The children of Banda Aceh, here at a refugee camp with Jenny, loved the camera.

The work was nonstop and tiring. On average, Sun and Jenny got only about four hours of sleep a night. And yet, they would not have traded the experience for anything in the world. Both are passionate about international health. The mission provided a window onto this world and an opportunity to meet other like-minded relief workers.
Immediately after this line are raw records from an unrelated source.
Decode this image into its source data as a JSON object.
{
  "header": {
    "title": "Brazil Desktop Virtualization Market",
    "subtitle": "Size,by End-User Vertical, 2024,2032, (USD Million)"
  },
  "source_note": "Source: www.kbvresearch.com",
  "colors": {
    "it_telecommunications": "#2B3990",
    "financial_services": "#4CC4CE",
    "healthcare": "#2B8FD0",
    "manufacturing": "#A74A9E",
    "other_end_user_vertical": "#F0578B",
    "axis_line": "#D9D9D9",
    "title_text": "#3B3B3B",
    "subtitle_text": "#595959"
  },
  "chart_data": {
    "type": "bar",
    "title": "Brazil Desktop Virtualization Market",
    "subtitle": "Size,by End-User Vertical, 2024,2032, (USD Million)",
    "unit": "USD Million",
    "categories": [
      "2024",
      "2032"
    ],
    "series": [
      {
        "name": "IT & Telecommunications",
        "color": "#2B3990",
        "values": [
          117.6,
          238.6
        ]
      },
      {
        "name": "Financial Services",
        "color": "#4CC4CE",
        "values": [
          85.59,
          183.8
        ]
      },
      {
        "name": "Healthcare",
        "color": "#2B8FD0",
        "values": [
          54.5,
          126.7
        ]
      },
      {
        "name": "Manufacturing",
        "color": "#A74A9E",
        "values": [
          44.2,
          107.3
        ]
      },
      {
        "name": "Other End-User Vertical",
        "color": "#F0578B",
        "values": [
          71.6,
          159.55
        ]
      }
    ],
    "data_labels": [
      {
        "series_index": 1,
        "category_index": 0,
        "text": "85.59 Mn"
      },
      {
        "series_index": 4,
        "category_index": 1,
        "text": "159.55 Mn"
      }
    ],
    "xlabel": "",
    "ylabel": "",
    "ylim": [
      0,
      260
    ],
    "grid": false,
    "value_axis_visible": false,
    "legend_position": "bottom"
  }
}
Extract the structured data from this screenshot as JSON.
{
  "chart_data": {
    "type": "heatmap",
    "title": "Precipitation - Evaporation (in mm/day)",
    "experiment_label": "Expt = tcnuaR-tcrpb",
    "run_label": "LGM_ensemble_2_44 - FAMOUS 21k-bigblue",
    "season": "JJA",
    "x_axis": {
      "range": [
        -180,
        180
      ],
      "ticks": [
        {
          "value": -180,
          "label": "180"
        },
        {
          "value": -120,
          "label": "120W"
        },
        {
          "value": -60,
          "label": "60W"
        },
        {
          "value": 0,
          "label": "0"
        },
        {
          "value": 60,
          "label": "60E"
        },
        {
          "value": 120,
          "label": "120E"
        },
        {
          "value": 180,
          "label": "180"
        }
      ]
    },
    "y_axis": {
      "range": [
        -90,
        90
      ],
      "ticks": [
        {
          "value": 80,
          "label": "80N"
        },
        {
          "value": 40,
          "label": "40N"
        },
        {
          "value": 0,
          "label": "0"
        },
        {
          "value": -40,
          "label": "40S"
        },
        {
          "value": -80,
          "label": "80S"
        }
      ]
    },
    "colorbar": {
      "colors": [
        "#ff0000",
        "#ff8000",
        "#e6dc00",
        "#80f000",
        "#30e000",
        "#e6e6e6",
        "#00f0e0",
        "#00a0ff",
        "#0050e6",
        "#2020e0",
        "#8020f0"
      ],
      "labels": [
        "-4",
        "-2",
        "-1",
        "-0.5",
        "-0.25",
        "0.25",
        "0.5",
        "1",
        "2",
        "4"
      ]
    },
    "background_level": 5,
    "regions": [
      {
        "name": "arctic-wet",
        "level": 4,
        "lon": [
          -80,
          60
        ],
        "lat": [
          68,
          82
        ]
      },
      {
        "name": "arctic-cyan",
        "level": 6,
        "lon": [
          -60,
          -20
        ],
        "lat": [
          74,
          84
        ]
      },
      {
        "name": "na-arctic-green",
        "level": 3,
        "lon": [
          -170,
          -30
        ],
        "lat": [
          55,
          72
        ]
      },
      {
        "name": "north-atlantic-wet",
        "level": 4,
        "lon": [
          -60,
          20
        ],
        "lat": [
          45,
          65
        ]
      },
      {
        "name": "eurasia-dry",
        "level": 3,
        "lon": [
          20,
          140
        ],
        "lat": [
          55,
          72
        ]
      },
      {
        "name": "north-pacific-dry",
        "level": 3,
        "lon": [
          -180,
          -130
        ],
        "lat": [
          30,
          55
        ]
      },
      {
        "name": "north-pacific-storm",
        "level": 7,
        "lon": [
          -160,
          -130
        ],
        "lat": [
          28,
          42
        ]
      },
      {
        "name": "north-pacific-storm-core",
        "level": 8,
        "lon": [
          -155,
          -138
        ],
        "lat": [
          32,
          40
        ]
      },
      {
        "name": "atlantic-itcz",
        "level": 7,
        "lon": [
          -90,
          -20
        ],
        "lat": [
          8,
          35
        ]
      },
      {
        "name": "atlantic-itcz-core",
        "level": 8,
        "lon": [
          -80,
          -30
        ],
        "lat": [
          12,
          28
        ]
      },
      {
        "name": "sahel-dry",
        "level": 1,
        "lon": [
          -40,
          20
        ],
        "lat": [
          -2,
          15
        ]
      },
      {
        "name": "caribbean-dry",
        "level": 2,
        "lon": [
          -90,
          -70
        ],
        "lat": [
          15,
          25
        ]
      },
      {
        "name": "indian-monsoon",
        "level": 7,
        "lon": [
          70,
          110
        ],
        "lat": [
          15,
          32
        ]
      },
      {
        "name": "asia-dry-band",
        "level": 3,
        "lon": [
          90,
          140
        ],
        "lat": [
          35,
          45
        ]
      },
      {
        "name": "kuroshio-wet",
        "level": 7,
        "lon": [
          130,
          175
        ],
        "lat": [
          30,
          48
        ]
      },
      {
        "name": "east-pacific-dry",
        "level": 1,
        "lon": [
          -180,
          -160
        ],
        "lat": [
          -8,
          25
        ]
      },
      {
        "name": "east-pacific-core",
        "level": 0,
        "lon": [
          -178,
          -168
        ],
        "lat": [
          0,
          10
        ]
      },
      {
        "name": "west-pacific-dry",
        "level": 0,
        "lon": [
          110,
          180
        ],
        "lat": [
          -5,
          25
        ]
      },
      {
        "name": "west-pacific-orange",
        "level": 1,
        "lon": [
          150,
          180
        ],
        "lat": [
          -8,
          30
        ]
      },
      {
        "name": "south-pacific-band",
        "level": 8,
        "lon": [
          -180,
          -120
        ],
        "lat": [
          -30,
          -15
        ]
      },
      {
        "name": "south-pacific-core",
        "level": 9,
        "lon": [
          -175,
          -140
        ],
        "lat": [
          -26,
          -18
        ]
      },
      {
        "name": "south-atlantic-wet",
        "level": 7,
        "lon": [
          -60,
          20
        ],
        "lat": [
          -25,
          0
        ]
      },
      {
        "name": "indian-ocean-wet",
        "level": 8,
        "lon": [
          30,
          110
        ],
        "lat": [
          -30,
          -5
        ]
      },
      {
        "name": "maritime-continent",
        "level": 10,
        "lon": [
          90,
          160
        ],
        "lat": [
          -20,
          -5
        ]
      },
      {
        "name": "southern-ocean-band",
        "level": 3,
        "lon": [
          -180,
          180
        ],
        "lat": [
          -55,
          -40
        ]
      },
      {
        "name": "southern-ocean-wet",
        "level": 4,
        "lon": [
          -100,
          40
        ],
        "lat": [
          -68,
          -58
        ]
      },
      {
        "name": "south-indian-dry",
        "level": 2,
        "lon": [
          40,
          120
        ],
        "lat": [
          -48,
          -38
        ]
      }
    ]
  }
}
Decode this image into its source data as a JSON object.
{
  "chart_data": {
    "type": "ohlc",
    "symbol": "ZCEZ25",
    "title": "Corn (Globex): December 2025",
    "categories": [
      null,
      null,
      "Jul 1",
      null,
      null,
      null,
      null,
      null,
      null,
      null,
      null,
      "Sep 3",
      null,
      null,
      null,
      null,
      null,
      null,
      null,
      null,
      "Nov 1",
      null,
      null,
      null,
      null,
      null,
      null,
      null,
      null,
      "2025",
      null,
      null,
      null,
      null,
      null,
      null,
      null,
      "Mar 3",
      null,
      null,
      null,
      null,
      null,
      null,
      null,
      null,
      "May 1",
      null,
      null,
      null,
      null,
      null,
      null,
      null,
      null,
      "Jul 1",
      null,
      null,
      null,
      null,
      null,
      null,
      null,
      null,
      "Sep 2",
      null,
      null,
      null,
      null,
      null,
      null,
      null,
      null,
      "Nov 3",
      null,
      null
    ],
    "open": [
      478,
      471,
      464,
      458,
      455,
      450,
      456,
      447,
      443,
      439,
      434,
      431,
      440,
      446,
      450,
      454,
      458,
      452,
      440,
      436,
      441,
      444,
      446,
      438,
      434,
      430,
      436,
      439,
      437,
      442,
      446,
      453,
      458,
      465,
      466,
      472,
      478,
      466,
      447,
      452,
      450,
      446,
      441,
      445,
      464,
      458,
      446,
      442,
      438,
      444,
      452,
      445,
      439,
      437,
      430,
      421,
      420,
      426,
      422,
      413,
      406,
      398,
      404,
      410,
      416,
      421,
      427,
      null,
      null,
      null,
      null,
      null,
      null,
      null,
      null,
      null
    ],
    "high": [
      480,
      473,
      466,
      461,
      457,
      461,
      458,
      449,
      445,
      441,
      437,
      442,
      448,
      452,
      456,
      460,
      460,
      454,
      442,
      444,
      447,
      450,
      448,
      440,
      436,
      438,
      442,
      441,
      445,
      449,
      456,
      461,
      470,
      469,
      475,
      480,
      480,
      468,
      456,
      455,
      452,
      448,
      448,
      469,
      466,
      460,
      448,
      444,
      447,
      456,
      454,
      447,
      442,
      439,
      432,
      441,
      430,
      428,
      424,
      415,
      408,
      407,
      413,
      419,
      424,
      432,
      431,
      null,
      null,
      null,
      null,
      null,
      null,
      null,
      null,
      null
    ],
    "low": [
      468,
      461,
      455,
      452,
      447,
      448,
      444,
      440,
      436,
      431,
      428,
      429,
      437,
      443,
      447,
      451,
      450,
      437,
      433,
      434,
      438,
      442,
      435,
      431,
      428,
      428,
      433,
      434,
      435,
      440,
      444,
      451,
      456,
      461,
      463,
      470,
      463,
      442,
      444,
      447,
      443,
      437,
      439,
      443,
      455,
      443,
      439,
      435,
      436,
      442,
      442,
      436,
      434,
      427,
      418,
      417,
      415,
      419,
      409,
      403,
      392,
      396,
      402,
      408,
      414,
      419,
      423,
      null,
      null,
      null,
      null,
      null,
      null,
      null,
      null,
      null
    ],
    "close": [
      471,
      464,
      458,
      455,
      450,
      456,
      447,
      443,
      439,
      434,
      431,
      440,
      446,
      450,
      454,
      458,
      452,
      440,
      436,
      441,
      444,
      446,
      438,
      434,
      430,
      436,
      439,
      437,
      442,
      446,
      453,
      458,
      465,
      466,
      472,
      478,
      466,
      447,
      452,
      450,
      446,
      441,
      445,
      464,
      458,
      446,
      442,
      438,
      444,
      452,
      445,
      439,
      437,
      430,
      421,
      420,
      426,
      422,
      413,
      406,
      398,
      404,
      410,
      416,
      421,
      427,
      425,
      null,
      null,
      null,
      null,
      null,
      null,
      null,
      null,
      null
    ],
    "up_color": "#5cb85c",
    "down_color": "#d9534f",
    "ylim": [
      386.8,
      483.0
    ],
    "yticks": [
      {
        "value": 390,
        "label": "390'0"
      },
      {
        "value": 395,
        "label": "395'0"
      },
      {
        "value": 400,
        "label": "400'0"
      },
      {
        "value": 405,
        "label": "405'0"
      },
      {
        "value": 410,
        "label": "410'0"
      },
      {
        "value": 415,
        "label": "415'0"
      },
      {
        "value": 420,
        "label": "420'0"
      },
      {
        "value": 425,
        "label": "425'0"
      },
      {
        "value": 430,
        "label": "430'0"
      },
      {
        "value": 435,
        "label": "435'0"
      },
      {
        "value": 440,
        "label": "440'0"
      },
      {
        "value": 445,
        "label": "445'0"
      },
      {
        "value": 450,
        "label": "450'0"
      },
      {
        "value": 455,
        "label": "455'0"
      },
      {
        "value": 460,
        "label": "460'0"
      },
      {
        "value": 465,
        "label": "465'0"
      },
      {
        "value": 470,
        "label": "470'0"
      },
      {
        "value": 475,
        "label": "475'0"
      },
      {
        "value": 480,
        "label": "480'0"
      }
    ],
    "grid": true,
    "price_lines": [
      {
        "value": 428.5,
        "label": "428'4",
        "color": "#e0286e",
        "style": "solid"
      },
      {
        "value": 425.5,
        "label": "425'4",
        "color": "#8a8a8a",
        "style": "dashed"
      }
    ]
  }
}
Today, Sun cannot forget the generosity of her fellow nurses on Halsted 8 who helped make her trip possible. They had asked her to go and work on their behalf. She did not disappoint them.

—Anne Bennett Swingle

From the Bayview ED, Three Nurses Dispense Relief

In Indonesia, from left, Brian Wahl, Audrey Rutkowski, Alex Vu and Emily Seay.
Among those taking part in the tsunami international relief effort from Johns Hopkins were Audrey Rutkowski, Emily Seay and Brian Wahl, nurses from the Emergency Department at Johns Hopkins Bayview. They went to Indonesia with the International Rescue Committee. Alex Vu, an SOM emergency medicine physician affiliated with a joint academic program between the Department of Emergency Medicine and the Department of International Health at the Bloomberg School of Public Health, went with them.

The four arrived in Indonesia about two weeks after the tsunami hit and went their separate ways, each on a team with a doctor, child protection worker and environmental health expert in water and sanitation. They would spend four weeks in various ruined regions of the country. Seay’s journey took her to remote villages where she lived in refugee camps with only a dirt hole as her restroom. Because measles had begun to spread, each of the nurses helped establish vaccination campaigns. Instead of intensive nursing, they did mostly public health work. “People had only minor injuries,” said Rutkowski. “The others, sadly, were dead.”

“This was the most important work I’ve ever done as a nurse,” said Seay. “An experience like this will change your view forever—as a nurse and a human being.”